Divorcing couples in Florida are often worried about how the division of assets will work out. What they often forget about is the division of liabilities. In a divorce, couples have to figure out what they’re going to do about their shared debts, including mortgages and credit card debt. There are several factors that help determine who is liable for what debt after the split is finalized.

Location matters

The laws governing divorce vary from state to state. Florida is governed by common law, not community law. Community law states view any assets and liabilities accumulated during the marriage as the joint responsibility of both partners in the marriage. Common law goes more by whose name is on what card or contract. However, even this can become complicated when there is a second authorized user on a card that was issued in just one name.

Who’s responsible?

Judges do have some leeway in determining who is responsible for what debts. Even if someone is not technically listed on an account, the judge may view them as having accrued some of the debt and thus liable for it. However, this may not influence the way the actual creditors view the situation.
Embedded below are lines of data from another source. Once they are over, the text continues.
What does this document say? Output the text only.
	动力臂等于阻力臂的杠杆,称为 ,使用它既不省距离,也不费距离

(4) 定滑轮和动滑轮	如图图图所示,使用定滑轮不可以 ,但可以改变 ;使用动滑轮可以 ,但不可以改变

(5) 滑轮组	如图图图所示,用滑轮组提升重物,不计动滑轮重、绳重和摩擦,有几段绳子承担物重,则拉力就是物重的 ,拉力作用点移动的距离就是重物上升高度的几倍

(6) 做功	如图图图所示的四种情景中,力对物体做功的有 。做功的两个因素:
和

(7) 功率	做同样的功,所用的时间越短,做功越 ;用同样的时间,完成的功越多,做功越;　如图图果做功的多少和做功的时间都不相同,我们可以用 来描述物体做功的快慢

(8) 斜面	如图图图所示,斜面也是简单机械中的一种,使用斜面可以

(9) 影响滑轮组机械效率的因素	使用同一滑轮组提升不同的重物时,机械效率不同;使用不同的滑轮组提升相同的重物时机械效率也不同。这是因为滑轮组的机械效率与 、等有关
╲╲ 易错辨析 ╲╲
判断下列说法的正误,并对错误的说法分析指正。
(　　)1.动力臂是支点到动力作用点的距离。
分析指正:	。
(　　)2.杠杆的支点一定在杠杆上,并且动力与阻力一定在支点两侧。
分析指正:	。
Even if someone is excluded from responsibility in a divorce decree, credit cards may decide to pursue them.

In practical terms, the person whose name is on the credit card may still have to pay the debt if their ex-spouse refuses to abide by the language in the divorce decree. Luckily, the person who has been wronged may take their ex-spouse to court for non-payment. They have a chance of being reimbursed. When situations like this arise, it may be beneficial to seek help from an experienced attorney.